Most students attending were freshman attending for a class requirement or learning communities.
Before the event, many students did not know what to expect.
Related:
Despite student outcry, there likely won't be a fall break added to university calendar
“I haven’t really heard anything about this,” Jarrod Springston, freshman in accounting, said.
However, he said he felt optimistic about the event due to its relationship to his leadership class.
“Leadership is more than just taking control of a situation; it deals with emotions and values,” Springston said.
The speakers shared personal stories on immigration, poverty, race, gender identity, sensory disadvantages, being from another country or coming from a broken household.

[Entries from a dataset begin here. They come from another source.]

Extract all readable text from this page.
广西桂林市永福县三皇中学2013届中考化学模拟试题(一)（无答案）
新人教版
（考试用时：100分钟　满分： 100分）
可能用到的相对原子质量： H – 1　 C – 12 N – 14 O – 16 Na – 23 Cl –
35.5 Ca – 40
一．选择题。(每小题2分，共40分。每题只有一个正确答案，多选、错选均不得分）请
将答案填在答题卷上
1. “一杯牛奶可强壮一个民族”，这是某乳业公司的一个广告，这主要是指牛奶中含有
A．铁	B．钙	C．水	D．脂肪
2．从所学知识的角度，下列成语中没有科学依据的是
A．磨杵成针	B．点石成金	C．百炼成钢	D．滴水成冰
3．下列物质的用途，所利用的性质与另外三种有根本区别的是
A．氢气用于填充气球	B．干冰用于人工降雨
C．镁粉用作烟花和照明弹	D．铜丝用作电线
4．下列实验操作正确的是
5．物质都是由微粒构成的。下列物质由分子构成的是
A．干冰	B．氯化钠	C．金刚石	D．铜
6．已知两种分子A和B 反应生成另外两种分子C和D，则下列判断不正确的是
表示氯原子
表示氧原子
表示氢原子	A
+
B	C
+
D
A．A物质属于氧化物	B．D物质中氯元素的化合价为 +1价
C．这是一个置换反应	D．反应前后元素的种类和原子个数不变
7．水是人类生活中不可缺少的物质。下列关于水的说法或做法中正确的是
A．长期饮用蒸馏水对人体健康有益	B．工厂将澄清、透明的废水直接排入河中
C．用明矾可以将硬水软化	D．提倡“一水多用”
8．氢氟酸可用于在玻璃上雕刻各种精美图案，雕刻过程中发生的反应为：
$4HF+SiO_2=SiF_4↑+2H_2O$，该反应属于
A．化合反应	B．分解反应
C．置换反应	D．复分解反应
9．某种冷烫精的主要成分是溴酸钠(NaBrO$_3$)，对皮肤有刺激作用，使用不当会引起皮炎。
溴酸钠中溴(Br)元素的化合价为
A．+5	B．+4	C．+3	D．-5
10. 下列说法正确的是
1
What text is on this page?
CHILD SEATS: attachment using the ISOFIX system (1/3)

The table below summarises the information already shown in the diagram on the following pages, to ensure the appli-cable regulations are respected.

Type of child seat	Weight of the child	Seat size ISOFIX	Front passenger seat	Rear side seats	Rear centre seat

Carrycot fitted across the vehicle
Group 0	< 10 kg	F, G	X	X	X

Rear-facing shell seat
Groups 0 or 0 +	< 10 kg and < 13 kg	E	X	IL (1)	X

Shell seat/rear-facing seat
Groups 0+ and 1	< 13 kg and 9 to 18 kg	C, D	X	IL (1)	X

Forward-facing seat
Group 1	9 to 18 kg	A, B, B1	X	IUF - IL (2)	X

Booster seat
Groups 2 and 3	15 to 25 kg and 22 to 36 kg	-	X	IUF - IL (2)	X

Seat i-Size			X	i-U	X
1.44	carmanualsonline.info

Ellie Seeler, freshman in elementary education, spoke even though she’s only been at K-State for four weeks. Seeler experienced hearing loss her entire life, but sees how it built her strengths.
“I am very good at lip reading,” Seeler said.
She credits helping out at the Special Olympics as her reasoning to pursue a major with an emphasis on special education.
“What is normal for me may not be normal for you, and that’s okay,” Seeler said.
Her words were similar to many speakers that night, emphasizing how people are different, but come together to make one K-State family.
Shania Cook, sophomore in sociology and criminology, related to first-year students by sharing her own experience.
“College is like looking both ways before you cross the road and then getting hit by a plane,” she said.
After the speeches, students had a moment to share their thoughts in breakout sessions of six to ten people led by facilitators. While many facilitators were faculty, some students had the opportunity to lead the small group discussions.

Lily Colburn, sophomore in political science, was one the facilitators.
“I saw what the facilitators did my first year, and I wanted to do the same,” she said.
Colburn explained how each group had a deck of 52 cards with various questions to help students start conversations on gender identity and communicating with people from a different linguistic background.
“I’ve heard a lot about [Deferred Action for Childhood Arrivals] students, but I wasn’t really expecting for any of them to be here [at K-State],” Elizabeth Gregory, freshman in open option, said.